Parties prenantes et gouvernance – Place et rôle des salariés 1/2

10 mars 2020

La communauté des salariés est une partie prenante de l’entreprise. Son implication dans la flexibilité des frais de personnel pose la question de la gestion des antagonismes historiques et de sa reconnaissance effective comme partie prenante.

Prise en compte des attentes des salariés

Le Livre Vert de la Responsabilité Sociale des Entreprises de l’UE paru en 2001 précise qu’être socialement responsable signifie non seulement satisfaire pleinement aux obligations juridiques applicables, mais aussi aller au-delà et investir davantage dans le capital humain, l’environnement et les relations avec les parties prenantes.
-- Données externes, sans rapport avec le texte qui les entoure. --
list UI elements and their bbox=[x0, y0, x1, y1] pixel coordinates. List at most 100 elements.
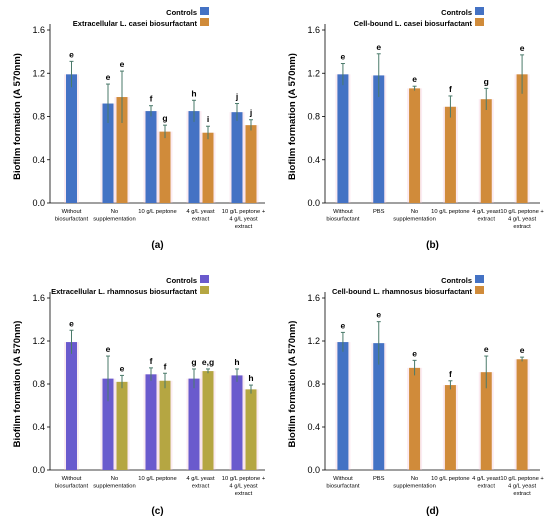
bar bbox=[516, 74, 528, 203]
legend-label: Cell-bound L. casei biosurfactant bbox=[354, 19, 473, 28]
significance-letter: e bbox=[106, 344, 111, 354]
bar bbox=[409, 88, 421, 203]
x-tick-label: extract bbox=[192, 217, 210, 223]
bar bbox=[102, 378, 114, 470]
legend-label: Cell-bound L. rhamnosus biosurfactant bbox=[332, 287, 473, 296]
y-tick-label: 0.0 bbox=[32, 198, 45, 208]
significance-letter: e bbox=[341, 52, 346, 62]
x-tick-label: extract bbox=[192, 484, 210, 490]
legend-label: Controls bbox=[441, 276, 472, 285]
y-tick-label: 1.2 bbox=[307, 336, 320, 346]
bar bbox=[188, 111, 200, 203]
panel-label: (a) bbox=[151, 240, 163, 251]
bar bbox=[145, 111, 157, 203]
x-tick-label: 4 g/L yeast bbox=[229, 484, 258, 490]
bar bbox=[373, 343, 385, 470]
x-tick-label: extract bbox=[478, 217, 496, 223]
significance-letter: h bbox=[248, 373, 253, 383]
x-tick-label: biosurfactant bbox=[326, 217, 360, 223]
bar bbox=[480, 99, 492, 203]
bar bbox=[444, 385, 456, 470]
x-tick-label: supplementation bbox=[93, 217, 136, 223]
y-tick-label: 1.2 bbox=[307, 68, 320, 78]
significance-letter: f bbox=[449, 369, 452, 379]
y-axis-title: Biofilm formation (A 570nm) bbox=[287, 321, 298, 448]
bar bbox=[245, 125, 257, 203]
x-tick-label: 10 g/L peptone + bbox=[222, 476, 266, 482]
significance-letter: f bbox=[150, 356, 153, 366]
significance-letter: e,g bbox=[202, 357, 214, 367]
x-tick-label: Without bbox=[333, 476, 353, 482]
significance-letter: e bbox=[69, 318, 74, 328]
x-tick-label: No bbox=[411, 209, 418, 215]
x-tick-label: 4 g/L yeast bbox=[508, 484, 537, 490]
legend-label: Controls bbox=[166, 276, 197, 285]
x-tick-label: 4 g/L yeast bbox=[472, 476, 501, 482]
significance-letter: e bbox=[120, 59, 125, 69]
legend-swatch bbox=[200, 7, 209, 15]
significance-letter: e bbox=[120, 363, 125, 373]
bar bbox=[159, 131, 171, 203]
y-tick-label: 0.8 bbox=[307, 112, 320, 122]
x-tick-label: 4 g/L yeast bbox=[186, 209, 215, 215]
significance-letter: j bbox=[249, 108, 252, 118]
y-tick-label: 0.8 bbox=[32, 379, 45, 389]
x-tick-label: extract bbox=[235, 224, 253, 230]
y-tick-label: 0.0 bbox=[32, 465, 45, 475]
legend-swatch bbox=[475, 275, 484, 283]
x-tick-label: PBS bbox=[373, 476, 385, 482]
bar bbox=[337, 342, 349, 470]
significance-letter: g bbox=[162, 113, 167, 123]
significance-letter: e bbox=[520, 345, 525, 355]
x-tick-label: 4 g/L yeast bbox=[186, 476, 215, 482]
significance-letter: e bbox=[376, 310, 381, 320]
significance-letter: f bbox=[449, 84, 452, 94]
x-tick-label: 10 g/L peptone + bbox=[500, 476, 544, 482]
significance-letter: e bbox=[376, 42, 381, 52]
y-tick-label: 0.0 bbox=[307, 198, 320, 208]
significance-letter: e bbox=[69, 49, 74, 59]
significance-letter: f bbox=[164, 361, 167, 371]
bar bbox=[188, 378, 200, 470]
bar bbox=[202, 371, 214, 470]
legend-swatch bbox=[200, 286, 209, 294]
y-tick-label: 1.2 bbox=[32, 336, 45, 346]
legend-swatch bbox=[475, 18, 484, 26]
x-tick-label: 10 g/L peptone bbox=[431, 476, 469, 482]
y-tick-label: 0.4 bbox=[307, 155, 320, 165]
significance-letter: f bbox=[150, 94, 153, 104]
significance-letter: g bbox=[191, 357, 196, 367]
x-tick-label: extract bbox=[235, 491, 253, 497]
panel-label: (b) bbox=[426, 240, 439, 251]
legend-swatch bbox=[475, 7, 484, 15]
panel-label: (c) bbox=[151, 506, 163, 517]
significance-letter: h bbox=[191, 88, 196, 98]
x-tick-label: 10 g/L peptone bbox=[138, 209, 176, 215]
y-tick-label: 0.8 bbox=[32, 112, 45, 122]
x-tick-label: PBS bbox=[373, 209, 385, 215]
y-tick-label: 1.6 bbox=[32, 293, 45, 303]
significance-letter: j bbox=[235, 92, 238, 102]
significance-letter: e bbox=[341, 320, 346, 330]
bar bbox=[480, 372, 492, 470]
bar bbox=[337, 74, 349, 203]
significance-letter: i bbox=[207, 114, 209, 124]
x-tick-label: No bbox=[111, 209, 118, 215]
bar bbox=[444, 106, 456, 203]
legend-swatch bbox=[475, 286, 484, 294]
x-tick-label: 4 g/L yeast bbox=[229, 217, 258, 223]
legend-label: Controls bbox=[441, 8, 472, 17]
y-axis-title: Biofilm formation (A 570nm) bbox=[12, 321, 23, 448]
bar bbox=[145, 374, 157, 470]
y-tick-label: 0.0 bbox=[307, 465, 320, 475]
bar bbox=[516, 359, 528, 470]
bar bbox=[202, 132, 214, 203]
legend-label: Extracellular L. rhamnosus biosurfactant bbox=[51, 287, 197, 296]
bar bbox=[245, 389, 257, 470]
bar bbox=[231, 112, 243, 203]
panel-d: Controls Cell-bound L. rhamnosus biosurfa… bbox=[287, 275, 544, 517]
x-tick-label: Without bbox=[333, 209, 353, 215]
panel-b: Controls Cell-bound L. casei biosurfactan… bbox=[287, 7, 544, 251]
x-tick-label: No bbox=[111, 476, 118, 482]
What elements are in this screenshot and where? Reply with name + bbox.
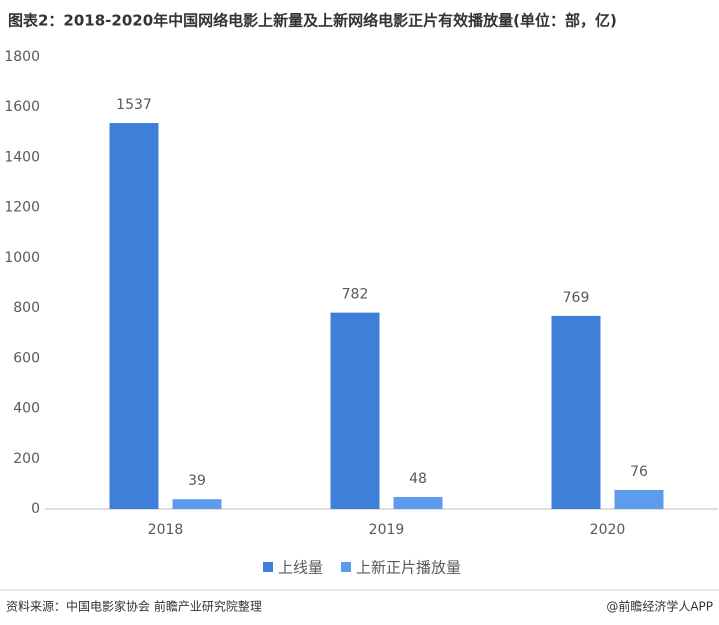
bar: [330, 312, 380, 509]
y-tick-label: 1600: [4, 99, 40, 115]
y-tick-label: 800: [13, 300, 40, 316]
bar: [172, 499, 222, 509]
legend-swatch: [263, 562, 273, 572]
x-tick-label: 2019: [369, 522, 405, 538]
value-label: 1537: [116, 97, 152, 113]
chart-title: 图表2：2018-2020年中国网络电影上新量及上新网络电影正片有效播放量(单位…: [8, 12, 617, 30]
value-label: 782: [342, 287, 369, 303]
bar: [551, 315, 601, 509]
legend-label: 上新正片播放量: [356, 559, 461, 577]
value-label: 39: [188, 473, 206, 489]
y-tick-label: 1200: [4, 200, 40, 216]
bar: [109, 123, 159, 509]
bar: [393, 496, 443, 509]
value-label: 769: [563, 290, 590, 306]
y-tick-label: 200: [13, 451, 40, 467]
y-tick-label: 1800: [4, 49, 40, 65]
y-tick-label: 1000: [4, 250, 40, 266]
legend-label: 上线量: [278, 559, 323, 577]
legend-swatch: [341, 562, 352, 572]
y-tick-label: 600: [13, 350, 40, 366]
y-tick-label: 0: [31, 501, 40, 517]
y-tick-label: 1400: [4, 149, 40, 165]
source-note: 资料来源：中国电影家协会 前瞻产业研究院整理: [6, 599, 262, 614]
y-tick-label: 400: [13, 401, 40, 417]
value-label: 48: [409, 471, 427, 487]
x-tick-label: 2018: [148, 522, 184, 538]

Selon la norme ISO 26000, la RSE est « la responsabilité d’une organisation vis-à-vis des impacts de ses décisions et activités sur la société et sur l’environnement (…) qui prend en compte les attentes des parties prenantes ». La loi PACTE a modifié l’article 1835 du code civil pour ouvrir la possibilité d’inscrire dans les statuts d’une société sa « raison d’être » définie par Martin Richer, responsable du pôle « Entreprise Travail & Emploi » de Terra Nova, comme  « le sens profond des activités d’une entreprise, la finalité du projet qu’elle développe, qui associe ses parties prenantes vers des objectifs librement consentis et exprime ses apports vis-à-vis d’elles ». Il n’existe pas de définition juridique de la partie prenante, expression qui vient de la traduction du mot anglais « stakeholder ». Une approche courante est de considérer que la partie prenante est un acteur, individuel ou collectif, groupe ou organisation, activement ou passivement concerné par une décision ou un projet ; c’est-à-dire dont les intérêts peuvent être affectés positivement ou négativement à la suite de son exécution, ou de sa non-exécution. L’identification des parties prenantes et le dialogue avec celles-ci font l’objet de la cinquième partie de la norme ISO 26000.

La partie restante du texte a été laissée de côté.